Coping with and accepting a new reality

Quite naturally, especially early on, Peggy, though a picture of strength, would find herself overwhelmed at times by sudden grief or pervasive sadness (those “why me, why him?” moments). Not wanting her young daughters to see her crying all the time, she developed a coping technique, a type of release valve that worked for the most part: she would stand in the running shower, cry and visualize her tears going down the drain, and start a new day. She was so determined to maintain a level of family normalcy that would keep them thriving. Sure, Daddy would never be able to play outdoor games with them anymore, but he was still be the same sweet loving dad, who could tell little stories or jokes and whom they could hug good morning or goodnight.

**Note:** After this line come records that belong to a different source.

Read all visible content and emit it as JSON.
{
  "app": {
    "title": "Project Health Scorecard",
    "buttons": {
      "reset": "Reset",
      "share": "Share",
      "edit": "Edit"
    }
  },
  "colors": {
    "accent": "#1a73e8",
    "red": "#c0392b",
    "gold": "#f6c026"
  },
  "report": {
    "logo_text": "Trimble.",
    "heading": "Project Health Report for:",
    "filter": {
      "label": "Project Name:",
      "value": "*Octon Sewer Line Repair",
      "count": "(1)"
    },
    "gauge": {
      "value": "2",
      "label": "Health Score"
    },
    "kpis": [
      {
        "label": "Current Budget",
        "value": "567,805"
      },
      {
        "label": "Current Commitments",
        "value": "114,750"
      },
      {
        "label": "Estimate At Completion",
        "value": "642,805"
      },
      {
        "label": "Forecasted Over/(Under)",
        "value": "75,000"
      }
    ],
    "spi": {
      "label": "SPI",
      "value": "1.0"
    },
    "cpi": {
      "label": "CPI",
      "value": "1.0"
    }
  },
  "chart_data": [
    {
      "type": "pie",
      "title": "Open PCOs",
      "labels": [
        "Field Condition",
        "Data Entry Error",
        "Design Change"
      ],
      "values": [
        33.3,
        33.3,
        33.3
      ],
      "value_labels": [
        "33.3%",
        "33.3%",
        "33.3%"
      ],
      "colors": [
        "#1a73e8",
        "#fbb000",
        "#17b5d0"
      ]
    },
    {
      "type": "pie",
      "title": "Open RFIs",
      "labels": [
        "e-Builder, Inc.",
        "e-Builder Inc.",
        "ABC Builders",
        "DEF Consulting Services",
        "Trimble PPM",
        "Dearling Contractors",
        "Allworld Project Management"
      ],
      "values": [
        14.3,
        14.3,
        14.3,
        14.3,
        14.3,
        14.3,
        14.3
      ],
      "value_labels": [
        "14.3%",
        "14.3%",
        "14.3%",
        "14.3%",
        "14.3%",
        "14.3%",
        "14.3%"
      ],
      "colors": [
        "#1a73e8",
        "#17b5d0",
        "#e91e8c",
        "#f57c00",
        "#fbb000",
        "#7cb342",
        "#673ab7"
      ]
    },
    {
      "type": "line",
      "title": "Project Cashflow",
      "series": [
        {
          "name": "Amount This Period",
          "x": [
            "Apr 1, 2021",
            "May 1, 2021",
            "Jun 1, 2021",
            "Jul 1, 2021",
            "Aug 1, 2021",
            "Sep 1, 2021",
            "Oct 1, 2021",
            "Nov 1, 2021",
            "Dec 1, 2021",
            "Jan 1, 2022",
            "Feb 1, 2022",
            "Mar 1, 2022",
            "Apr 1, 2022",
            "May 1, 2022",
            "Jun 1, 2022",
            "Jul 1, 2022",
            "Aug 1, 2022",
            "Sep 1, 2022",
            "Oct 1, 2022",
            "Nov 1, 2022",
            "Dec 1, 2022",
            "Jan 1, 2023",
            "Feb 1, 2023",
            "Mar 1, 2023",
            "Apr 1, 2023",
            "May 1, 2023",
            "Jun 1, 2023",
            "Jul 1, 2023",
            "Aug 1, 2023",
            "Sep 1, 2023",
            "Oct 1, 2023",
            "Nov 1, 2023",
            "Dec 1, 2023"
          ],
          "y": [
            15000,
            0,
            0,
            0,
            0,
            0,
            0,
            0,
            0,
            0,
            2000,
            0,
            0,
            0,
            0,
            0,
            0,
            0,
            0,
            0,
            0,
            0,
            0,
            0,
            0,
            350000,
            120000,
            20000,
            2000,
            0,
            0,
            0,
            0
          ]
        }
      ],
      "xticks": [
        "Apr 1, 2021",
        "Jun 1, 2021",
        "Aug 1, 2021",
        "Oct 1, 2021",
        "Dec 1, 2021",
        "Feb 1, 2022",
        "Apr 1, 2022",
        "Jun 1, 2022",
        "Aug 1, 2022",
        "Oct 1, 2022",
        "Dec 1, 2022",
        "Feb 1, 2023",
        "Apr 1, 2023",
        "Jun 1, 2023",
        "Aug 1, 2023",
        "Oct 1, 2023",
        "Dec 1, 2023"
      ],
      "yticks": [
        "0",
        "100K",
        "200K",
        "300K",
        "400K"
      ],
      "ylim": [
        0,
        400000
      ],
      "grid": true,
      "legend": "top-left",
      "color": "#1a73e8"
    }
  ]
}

Peggy and Matt were teenage sweethearts, and barely into adulthood when they married. They had a strong physical and spiritual bond together. As a result of Matt’s spinal cord injury, Peggy was confronted with a stark new reality, which was impossible for her to deny or reject if she wished to preserve their lifetime companionship. And preserve it she did. Matt was her one and only, always was, and always would be. She was willing to sacrifice physical love, if that was what it took to be with and to nurture her new Matt. She found comfort in the realization that, if he was no longer able to even touch her hand, she at least was able to touch his. Acceptance of their new physical reality had a welcome effect on their spiritual bond: already strong to begin with, that bond got, as she described it, elevated to a whole new plane – as true soul mates who will be celebrating their 50th Wedding Anniversary in June of 2020!

Maintaining a quality of life


Faced daily with so many demanding tasks, it was essential for Peggy to carve out some quiet alone time, even if only for brief moments in the day. She would go sit and unwind in a dedicated room of their house, to pray, read, reflect, or write her journal. As circumstances stabilized and a care providing routine was in place, she was gradually able to resume or take up some favorite hobbies and other activities, such as quilting, going to the gym, swimming, puzzles, mahjong, and volunteering for a number of good causes. Churchgoing, friends and family outings and visits remain at the core of the couple’s life. With four beautiful daughters and sons-in-law, and eight beautiful grandchildren, they do indeed count their blessings.